Acceleration and Deceleration
The center of gravity and its mass affects the amount of vehicle pitch during an acceleration or deceleration. The location of the suspension linkages and axles are designed to minimize these rotational forces. As an example, changing the mounting angle of an upper control, arm or MacPherson strut can reduce the amount of pitch during a deceleration or stop.
The extremes of vehicle construction can best demonstrate how the roll center and center of gravity or mass affects chassis roll. The Corvette is a performance vehicle designed for high-speed cornering. It has a roll center that is parallel and as close to ground level as possible. Its center of mass is very close to the roll center and is located in the center of the vehicle. This produces an almost neutral position during high-speed corners.

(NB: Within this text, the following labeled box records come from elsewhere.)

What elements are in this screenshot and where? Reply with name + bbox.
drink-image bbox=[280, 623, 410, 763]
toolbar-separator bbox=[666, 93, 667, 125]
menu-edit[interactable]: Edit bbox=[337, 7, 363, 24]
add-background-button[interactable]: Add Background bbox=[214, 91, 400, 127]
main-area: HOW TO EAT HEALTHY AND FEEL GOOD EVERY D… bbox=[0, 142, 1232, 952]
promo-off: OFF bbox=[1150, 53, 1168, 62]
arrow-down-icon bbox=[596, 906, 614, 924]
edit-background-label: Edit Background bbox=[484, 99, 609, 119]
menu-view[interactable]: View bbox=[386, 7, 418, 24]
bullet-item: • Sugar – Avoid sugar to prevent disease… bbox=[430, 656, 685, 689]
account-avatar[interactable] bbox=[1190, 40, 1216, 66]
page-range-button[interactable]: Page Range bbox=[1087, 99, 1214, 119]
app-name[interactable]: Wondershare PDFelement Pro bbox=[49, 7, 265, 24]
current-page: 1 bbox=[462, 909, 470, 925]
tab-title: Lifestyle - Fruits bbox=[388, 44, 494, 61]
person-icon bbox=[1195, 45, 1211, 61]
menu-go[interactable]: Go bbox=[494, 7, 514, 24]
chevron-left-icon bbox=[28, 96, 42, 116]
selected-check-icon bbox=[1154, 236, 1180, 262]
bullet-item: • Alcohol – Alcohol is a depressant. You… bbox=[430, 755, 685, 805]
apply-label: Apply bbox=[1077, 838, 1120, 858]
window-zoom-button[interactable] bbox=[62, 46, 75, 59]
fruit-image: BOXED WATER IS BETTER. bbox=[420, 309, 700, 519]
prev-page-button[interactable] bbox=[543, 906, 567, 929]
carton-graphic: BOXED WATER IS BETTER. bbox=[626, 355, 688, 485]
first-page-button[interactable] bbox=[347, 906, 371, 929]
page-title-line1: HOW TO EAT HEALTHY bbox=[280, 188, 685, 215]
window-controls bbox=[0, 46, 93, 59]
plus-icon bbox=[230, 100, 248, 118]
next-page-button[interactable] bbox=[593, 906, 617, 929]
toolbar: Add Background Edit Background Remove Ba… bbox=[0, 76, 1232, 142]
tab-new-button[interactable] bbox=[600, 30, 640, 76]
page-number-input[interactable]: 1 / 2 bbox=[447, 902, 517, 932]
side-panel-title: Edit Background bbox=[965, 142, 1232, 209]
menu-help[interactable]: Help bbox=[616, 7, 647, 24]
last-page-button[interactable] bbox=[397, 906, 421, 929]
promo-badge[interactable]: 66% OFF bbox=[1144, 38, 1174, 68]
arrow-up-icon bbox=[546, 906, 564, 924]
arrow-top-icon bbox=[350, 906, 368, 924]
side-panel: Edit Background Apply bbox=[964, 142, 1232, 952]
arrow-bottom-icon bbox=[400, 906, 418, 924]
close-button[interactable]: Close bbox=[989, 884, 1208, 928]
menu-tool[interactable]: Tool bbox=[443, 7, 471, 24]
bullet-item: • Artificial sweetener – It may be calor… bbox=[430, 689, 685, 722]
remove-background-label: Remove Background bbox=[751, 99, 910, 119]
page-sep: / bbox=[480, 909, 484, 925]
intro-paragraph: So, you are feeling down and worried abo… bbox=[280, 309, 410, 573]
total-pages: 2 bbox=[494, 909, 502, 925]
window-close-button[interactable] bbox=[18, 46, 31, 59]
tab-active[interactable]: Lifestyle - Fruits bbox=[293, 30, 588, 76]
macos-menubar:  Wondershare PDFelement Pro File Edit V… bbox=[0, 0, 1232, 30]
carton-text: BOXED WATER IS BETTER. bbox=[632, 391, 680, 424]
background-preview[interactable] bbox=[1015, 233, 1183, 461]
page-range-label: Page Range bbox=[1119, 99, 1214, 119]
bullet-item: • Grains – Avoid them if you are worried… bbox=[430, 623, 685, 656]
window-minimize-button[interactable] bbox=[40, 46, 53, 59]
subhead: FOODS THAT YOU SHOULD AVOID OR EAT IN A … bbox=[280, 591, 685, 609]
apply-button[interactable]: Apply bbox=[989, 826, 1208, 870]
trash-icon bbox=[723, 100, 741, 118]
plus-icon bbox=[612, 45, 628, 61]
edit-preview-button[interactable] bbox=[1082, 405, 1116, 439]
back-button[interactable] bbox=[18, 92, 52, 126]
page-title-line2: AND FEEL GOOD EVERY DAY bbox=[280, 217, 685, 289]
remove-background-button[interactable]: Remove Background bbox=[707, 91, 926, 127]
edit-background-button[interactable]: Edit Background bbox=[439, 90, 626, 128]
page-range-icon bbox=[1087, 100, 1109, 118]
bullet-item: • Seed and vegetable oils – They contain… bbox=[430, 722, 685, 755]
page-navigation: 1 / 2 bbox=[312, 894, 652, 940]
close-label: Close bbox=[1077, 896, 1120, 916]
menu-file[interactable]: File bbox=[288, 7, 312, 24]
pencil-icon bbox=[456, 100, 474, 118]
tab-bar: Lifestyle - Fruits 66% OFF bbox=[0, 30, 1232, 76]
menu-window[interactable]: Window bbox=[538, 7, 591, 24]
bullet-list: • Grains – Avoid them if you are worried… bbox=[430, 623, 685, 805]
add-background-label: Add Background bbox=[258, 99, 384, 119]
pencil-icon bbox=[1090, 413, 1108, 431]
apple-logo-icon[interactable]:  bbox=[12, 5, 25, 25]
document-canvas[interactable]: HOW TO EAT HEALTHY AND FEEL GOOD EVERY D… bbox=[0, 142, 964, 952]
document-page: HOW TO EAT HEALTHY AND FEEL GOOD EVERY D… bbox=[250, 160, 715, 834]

The ground clearance of the Corvette is minimal, as it is to be driven on maintained paved surfaces. A van is a utility vehicle designed to transport passengers and cargo and its ground clearance is much greater. Its roll center axis is on an incline as the roll center of the rear axle is higher than the control arms of the independent front suspension.
Its center of mass is toward the front of the vehicle and can change based on how the vehicle is loaded. The suspension of the van will receive more stress under normal service than those in the Corvette.